Blur Regions Of Interest



for coord in coords:

    roi = image[coord[1]:coord[3], coord[0]:coord[2]]

    if (roi.shape[0] * roi.shape[1]) > 0:

        roi_blurred = cv2.GaussianBlur(roi, (101, 101), 0)

        image[coord[1]:coord[3], coord[0]:coord[2]] = roi_blurred

return image

Hello, my name is Yuta.

I would like to speed up the process of blurring faces.
I would like to know how to speed up the pasting program.

Currently, it is taking about 0.3 seconds.
I would like to process about 100,000 images, so if there is a way to speed up the process, please let me know.
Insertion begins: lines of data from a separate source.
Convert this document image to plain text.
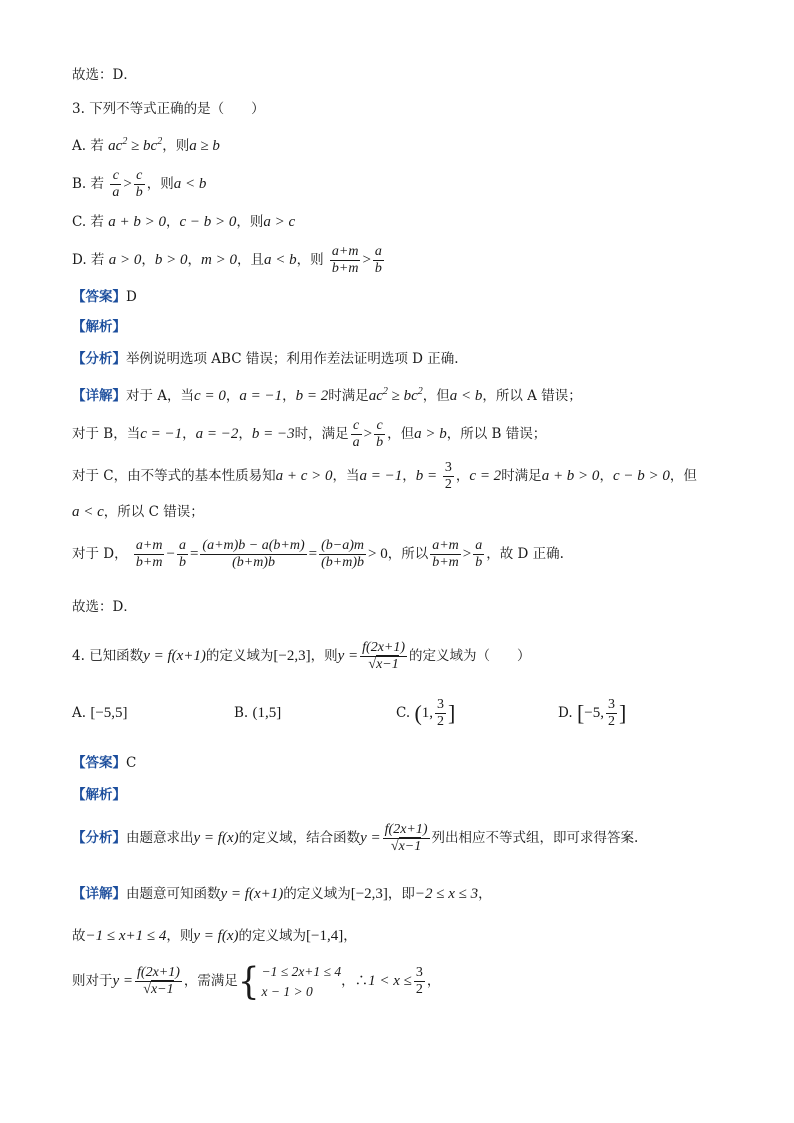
故选：D．
3. 下列不等式正确的是（　　）
A. 若 $ac^2 \ge bc^2$，则a ≥ b
B. 若 $\frac{c}{a} > \frac{c}{b}$ ，则a < b
C. 若 a + b > 0，c − b > 0，则a > c
D. 若 a > 0，b > 0，m > 0，且a < b，则 $\frac{a+m}{b+m} > \frac{a}{b}$
【答案】D
【解析】
【分析】举例说明选项 ABC 错误；利用作差法证明选项 D 正确.
【详解】对于 A，当c = 0，a = −1，b = 2时满足$ac^2 \ge bc^2$，但a < b，所以 A 错误；
对于 B，当c = −1，a = −2，b = −3时，满足 $\frac{c}{a} > \frac{c}{b}$ ，但a > b，所以 B 错误；
对于 C，由不等式的基本性质易知a + c > 0，当a = −1，$b = \frac{3}{2}$ ，c = 2时满足a + b > 0，c − b > 0，但
a < c，所以 C 错误；
对于 D， $\frac{a+m}{b+m} - \frac{a}{b} = \frac{(a+m)b - a(b+m)}{(b+m)b} = \frac{(b-a)m}{(b+m)b} > 0$，所以 $\frac{a+m}{b+m} > \frac{a}{b}$ ，故 D 正确.
故选：D．
4. 已知函数y = f(x+1)的定义域为[−2,3]，则$y = \frac{f(2x+1)}{√x-1}$ 的定义域为（　　）
A. [−5,5]	B. (1,5]	C. (1, $\frac{3}{2}$ ]	D. [−5, $\frac{3}{2}$ ]
【答案】C
【解析】
【分析】由题意求出y = f(x)的定义域，结合函数$y = \frac{f(2x+1)}{√x-1}$ 列出相应不等式组，即可求得答案.
【详解】由题意可知函数y = f(x+1)的定义域为[−2,3]，即−2 ≤ x ≤ 3，
故−1 ≤ x+1 ≤ 4，则y = f(x)的定义域为[−1,4]，
则对于$y = \frac{f(2x+1)}{√x-1}$ ，需满足{ −1 ≤ 2x+1 ≤ 4
x − 1 > 0，∴1 < $x \le \frac{3}{2}$ ，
I’m wondering if I’m using “for” statements and that’s the problem.

Hi Yuta!

Your code seems OK.

First, the large aperture of the gaussian kernel can make the processing slow. Try cv2.blur() or cv2.boxFilter() and see if it’s faster.

You can try to blur all the image and copy it over the original using a mask; something like (untested code):

img_blurred = cv2.blur(image,(101,101))
mask = np.zeros(...same shape as image...) # create a black mask
for coord in coords:
    mask[coord[1]:coord[3], coord[0]:coord[2]]=1 # set the ROIs to 1
img_blurred.copyTo(image,mask) # copy the blurred image on top the original using the mask

(not sure if this will speed up the processing, but still worth trying).

If it’s still slow, try to speed up the blurring using GPU. It should have a big impact on the speed. Here’s the code for CUDA (on Nvidia cards); for AMD cards you can try with OpenCL:

gpu_image = cv2.cuda_GpuMat()
gpu_blurred = cv2.cuda.blur(...)
img_blurred = gpu_blurred.download()
...same code as above...

yes, all at once, not per-ROI (and then copy regions as needed). I’d recommend that definitely.